The report, from the Center for Studying Health System Change (HSC), a non-partisan policy research organization, argues that cost-sharing that is not targeted correctly may be ineffective or could even backfire.
One possible pitfall: Employees who are strapped for cash may fail to get the care they need, resulting in more serious health problems that cost employers more money down the line.
The fact that a small portion of employees account for a large part of medical costs also limits the effectiveness of cost-sharing, HSC says, because financial incentives are weaker once employees have exceeded their deductible. The report also noted that current cost-sharing measures generally are not designed to encourage employees to select more efficient providers or more effective treatments.
Ha Tu, a senior health researcher at HSC and a co-author of the report, says the 25 experts interviewed for the report were most excited about two approaches to designing cost-sharing. One involves identifying the medical services that provide the most clinical value and the employees who would benefit from those services. This approach also entails reducing cost-sharing to encourage employees to use those services. Tu notes, though, that “the clinical knowledge base isn’t where it needs to be to make those differentiations.”
The second approach is to provide incentives for employees to use efficient providers. The networks of high-performance doctors currently identified by some insurers are a version of this approach, but such networks focus mostly on cost measures, rather than on quality, Tu says.
“The very widespread feeling is that these kinds of high-performance networks won’t take off until the quality measures are developed to the point where people have real confidence in them,” she says.
Another approach is to provide incentives to employees who participate in wellness programs. The report cited Johnson & Johnson’s 1995 offer of a $500 health insurance premium discount to employees who participated in such a program. That sent participation to 90 percent from 26 percent, although it has since tapered off from that 90 percent level.
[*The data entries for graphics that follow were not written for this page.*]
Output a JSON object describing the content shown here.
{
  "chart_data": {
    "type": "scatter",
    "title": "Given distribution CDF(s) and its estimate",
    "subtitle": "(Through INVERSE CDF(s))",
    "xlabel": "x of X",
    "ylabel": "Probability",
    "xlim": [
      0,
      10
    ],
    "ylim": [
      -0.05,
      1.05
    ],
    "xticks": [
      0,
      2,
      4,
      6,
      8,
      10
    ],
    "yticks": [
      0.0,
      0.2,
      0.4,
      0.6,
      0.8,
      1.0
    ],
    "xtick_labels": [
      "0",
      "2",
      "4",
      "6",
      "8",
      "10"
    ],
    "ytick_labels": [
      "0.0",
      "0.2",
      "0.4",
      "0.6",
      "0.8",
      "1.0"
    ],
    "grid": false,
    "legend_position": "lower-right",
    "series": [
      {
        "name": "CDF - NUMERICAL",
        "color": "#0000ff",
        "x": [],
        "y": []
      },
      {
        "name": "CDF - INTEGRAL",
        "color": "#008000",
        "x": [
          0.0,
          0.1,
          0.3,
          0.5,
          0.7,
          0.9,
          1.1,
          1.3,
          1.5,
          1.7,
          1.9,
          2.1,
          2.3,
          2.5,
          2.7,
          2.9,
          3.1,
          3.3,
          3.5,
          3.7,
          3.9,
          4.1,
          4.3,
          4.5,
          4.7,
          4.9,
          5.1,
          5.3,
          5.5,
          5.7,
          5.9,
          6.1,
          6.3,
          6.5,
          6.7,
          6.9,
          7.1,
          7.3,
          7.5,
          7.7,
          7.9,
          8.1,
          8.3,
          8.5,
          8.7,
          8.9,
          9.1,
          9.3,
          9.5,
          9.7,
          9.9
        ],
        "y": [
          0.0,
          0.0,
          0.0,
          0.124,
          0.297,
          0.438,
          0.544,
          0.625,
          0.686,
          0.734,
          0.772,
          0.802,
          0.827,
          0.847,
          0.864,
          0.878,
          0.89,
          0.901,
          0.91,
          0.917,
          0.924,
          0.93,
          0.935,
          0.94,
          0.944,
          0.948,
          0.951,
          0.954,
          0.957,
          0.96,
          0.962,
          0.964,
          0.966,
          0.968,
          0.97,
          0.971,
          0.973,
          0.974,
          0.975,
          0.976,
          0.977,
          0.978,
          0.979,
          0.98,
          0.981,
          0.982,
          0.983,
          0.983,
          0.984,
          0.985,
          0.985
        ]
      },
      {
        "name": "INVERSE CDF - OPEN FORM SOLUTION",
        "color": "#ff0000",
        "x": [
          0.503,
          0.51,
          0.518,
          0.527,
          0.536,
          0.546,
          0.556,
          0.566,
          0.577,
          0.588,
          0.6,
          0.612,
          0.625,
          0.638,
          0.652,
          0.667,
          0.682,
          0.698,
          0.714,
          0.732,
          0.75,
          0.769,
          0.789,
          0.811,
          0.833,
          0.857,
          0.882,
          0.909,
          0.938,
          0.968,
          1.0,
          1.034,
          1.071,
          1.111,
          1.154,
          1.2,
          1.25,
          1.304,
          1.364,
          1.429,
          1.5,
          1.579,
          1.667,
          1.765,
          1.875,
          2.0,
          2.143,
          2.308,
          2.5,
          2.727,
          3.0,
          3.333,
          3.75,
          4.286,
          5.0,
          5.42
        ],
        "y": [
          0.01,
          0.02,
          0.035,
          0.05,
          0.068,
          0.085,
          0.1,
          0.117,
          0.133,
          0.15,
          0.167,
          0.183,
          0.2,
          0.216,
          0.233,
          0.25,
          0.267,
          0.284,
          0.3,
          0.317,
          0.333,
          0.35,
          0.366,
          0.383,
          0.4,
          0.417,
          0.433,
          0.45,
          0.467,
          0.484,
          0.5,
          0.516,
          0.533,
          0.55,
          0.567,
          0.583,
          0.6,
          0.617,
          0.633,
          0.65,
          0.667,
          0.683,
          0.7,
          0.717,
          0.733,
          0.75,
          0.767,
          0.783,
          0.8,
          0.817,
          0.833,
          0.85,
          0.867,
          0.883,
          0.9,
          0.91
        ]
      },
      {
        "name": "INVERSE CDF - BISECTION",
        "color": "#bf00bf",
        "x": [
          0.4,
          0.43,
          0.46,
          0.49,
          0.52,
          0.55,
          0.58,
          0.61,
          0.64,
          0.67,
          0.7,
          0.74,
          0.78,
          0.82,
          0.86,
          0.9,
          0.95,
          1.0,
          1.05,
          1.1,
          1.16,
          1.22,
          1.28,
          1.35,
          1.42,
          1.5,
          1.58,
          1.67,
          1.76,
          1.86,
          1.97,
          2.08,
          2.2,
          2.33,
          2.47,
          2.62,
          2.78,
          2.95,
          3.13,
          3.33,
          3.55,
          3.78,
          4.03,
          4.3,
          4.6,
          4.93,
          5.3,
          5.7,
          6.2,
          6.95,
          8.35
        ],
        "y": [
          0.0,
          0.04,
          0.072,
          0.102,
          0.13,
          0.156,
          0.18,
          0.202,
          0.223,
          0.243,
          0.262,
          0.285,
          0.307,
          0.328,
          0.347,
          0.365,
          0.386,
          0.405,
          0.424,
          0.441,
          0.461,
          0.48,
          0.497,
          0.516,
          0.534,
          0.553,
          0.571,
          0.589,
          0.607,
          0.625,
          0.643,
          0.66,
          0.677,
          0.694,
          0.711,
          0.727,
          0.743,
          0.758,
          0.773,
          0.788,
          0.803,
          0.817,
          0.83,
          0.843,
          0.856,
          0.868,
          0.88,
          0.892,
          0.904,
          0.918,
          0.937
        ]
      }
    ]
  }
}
Companies may shy away from wellness programs, however, when they compare the upfront cost with the amount of time it takes to see results, if only because the employee may be working for another company by that point, explained Glenn Melnick, director of the University of Southern California Center for Health Financing, Policy and Management. Melnick predicts that companies will focus on encouraging employees to become better health-care consumers rather than on wellness programs.
The HSC report says that innovation in the design of health plans is not that widespread. Companies want very clear evidence that an approach works before they adopt it, Tu says. “Companies are just very gun-shy of rolling out some expensive program and not seeing the payoff from it.”
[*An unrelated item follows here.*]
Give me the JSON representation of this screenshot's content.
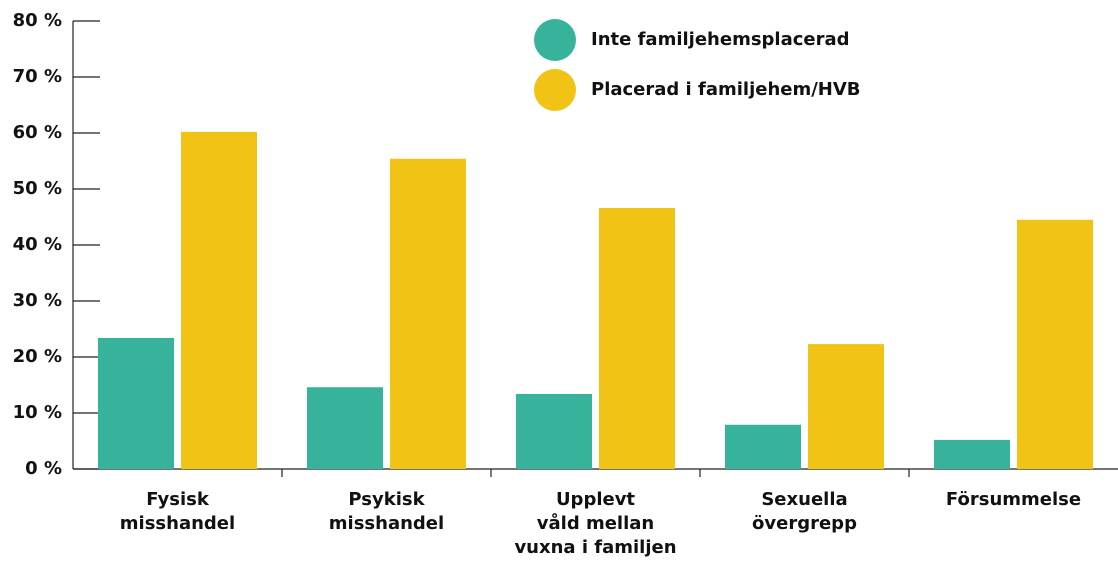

The report also noted that the IRS regulations governing the health savings accounts (HSAs) used in conjunction with high-deductible health plans can limit innovation by companies. For example, the regulations do not allow companies to waive the deductible in high-deductible plans for care for an ongoing chronic condition, which limits a company’s ability to provide free drugs for employees with chronic conditions.
The report suggested making HSA regulations more flexible. For example, instead of mandating the same deductibles for all employees, the regulations could allow deductibles to vary according to employees’ incomes.